Danzare la morte. I funerali di papà Antonio

Antonio Profumo, papà di sr Etta, era stato a Kolowaré nel gennaio 2007, con il nipote Vittorio. Aveva visitato il mercato e i villaggi dove suor Etta va regolarmente per le vaccinazioni. Era stato un momento di festa per lui, per la gente che lo ha accolto e per noi tutti. La stessa gente ha voluto ricordarlo, ora che non é più con noi.

sr ettaPrima con una veglia di preghiera venerdì 5 giugno. Un momento di intensa preghiera: sobrio, coinvolgente, orante, con grande partecipazione. Poi domenica 7 giugno la celebrazione dei "funerali", come si dice qui, una festa, una celebrazione della vita.
La messa è alle 9. Alle 8 la gente comincia ad arrivare. Sono sul sagrato della chiesa ad accogliere e salutare i partecipanti. Vicino al cancello d'entrata giacciono una faraona, un gallo, due cesti di manghi, un pacco di lattine di bevande: sono i doni per la processione d'Offertorio.
Davanti alla chiesa ci sono già alcune macchine. Amici venuti da Sokodé e altrove.

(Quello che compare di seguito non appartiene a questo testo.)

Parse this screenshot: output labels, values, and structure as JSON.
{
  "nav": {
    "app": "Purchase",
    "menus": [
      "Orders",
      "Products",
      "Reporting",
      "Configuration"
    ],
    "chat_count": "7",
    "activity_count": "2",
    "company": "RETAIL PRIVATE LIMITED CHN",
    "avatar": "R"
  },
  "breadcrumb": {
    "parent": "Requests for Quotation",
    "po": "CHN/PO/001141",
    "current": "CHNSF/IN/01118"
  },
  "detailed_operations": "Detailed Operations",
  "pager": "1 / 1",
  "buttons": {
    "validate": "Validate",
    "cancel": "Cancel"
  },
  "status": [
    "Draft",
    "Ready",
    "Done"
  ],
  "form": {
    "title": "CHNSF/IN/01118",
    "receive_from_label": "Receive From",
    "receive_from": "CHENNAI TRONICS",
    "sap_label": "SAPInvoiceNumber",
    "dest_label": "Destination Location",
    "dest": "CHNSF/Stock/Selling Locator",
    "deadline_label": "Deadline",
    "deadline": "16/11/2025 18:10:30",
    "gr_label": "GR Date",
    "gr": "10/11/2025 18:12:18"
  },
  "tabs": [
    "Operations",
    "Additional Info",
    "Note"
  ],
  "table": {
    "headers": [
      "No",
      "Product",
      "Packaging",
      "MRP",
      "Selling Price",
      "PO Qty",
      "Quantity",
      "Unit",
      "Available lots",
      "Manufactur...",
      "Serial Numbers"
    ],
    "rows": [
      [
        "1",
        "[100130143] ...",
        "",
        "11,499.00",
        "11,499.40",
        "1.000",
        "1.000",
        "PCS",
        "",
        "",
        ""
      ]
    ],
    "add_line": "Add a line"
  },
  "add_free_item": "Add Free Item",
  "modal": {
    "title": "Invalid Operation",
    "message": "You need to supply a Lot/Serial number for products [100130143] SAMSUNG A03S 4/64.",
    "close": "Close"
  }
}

Accanto a suor Etta, le suore presenti a Kolowaré, le consorelle NSA di Sokodé, ed anche alcune religiose di altre congregazioni, venute per la cerimonia.
Iniziamo la Messa con la processione guidata dalla corale di Kolowaré. I due cori, di Kolowaré e di Sokodé, si alternano per animare la messa. Presiede padre Donald, il parroco di Nostra Signora della Visitazione di Kulundé, di cui Kolowaré fa parte. Padre Donald é un kotokoli di Sokodé. Conosceva bene papà Antonio. Era stato suo ospite due volte in Italia. Liturgia in kotokoli e in francese. All'omelia il celebrante dialoga con l'assemblea con esempi concreti per illustrare la festa di oggi, la festa della Trinità. La gente reagisce con forza alle sue provocazioni.
La chiesa è gremita, e si decide di fare la colletta secondo i giorni della settimana. Un cestino davanti all'altare e i fedeli cominciano a sfilare, prima i nati di lunedì, poi martedì, fino alla domenica.

All'Offertorio sei ragazze, in abbigliamento tradizionale, a passi di danza, avanzano dal fondo della chiesa, nel viale centrale, con i doni sul capo. L'assemblea le accompagna cantando. Le accogliamo sugli scalini del coro e deponiamo i doni davanti all'altare. Mentre le ragazze tornano ai loro posti alcuni si alzano dai loro banchi e le accompagnano danzando.

Alla fine della messa, la festa continua nella piazza della chiesa dove i vari gruppi si esibiscono con le loro danze. Padre Michel, anche lui un kotokoli di Sokodé, spiega: "Sono canti funebri kotokoli, ad ogni canto corrisponde la sua danza". Le danze sono poi continuate nel pomeriggio, sia davanti alla chiesa, sia al villaggio. La danza é un momento forte, la parte centrale dei "funerali". La danza é fatta di armonia, di ritmo che ricorda il pulsare del sangue, i battiti del cuore, il ritmo della vita, e ci dice che la vita continua perché è più forte della morte.

Quando poi si tratta di un anziano, che ha vissuto intensamente la sua vita, ha avuto dei figli, e che ha fatto una buona morte, i canti funebri e le danze lo fanno entrare nel mondo degli avi conferendogli lo statuto di "Antenato". Nel medesimo tempo suggeriscono ai viventi che la vita non è che una iniziazione, una "fattoria in foresta", un viaggio verso la vera dimora che è il villaggio degli antenati da dove essi continuano a vegliare, guidare e proteggere i viventi.

A Kolowaré si convive con la morte, e si impara a considerare, questa visitatrice frequente, come una presenza amica. "La morte non ci separa dalle persone care, ma ci aiuta a comprendere quanto esse valgono per noi". La danza é al centro dei funerali.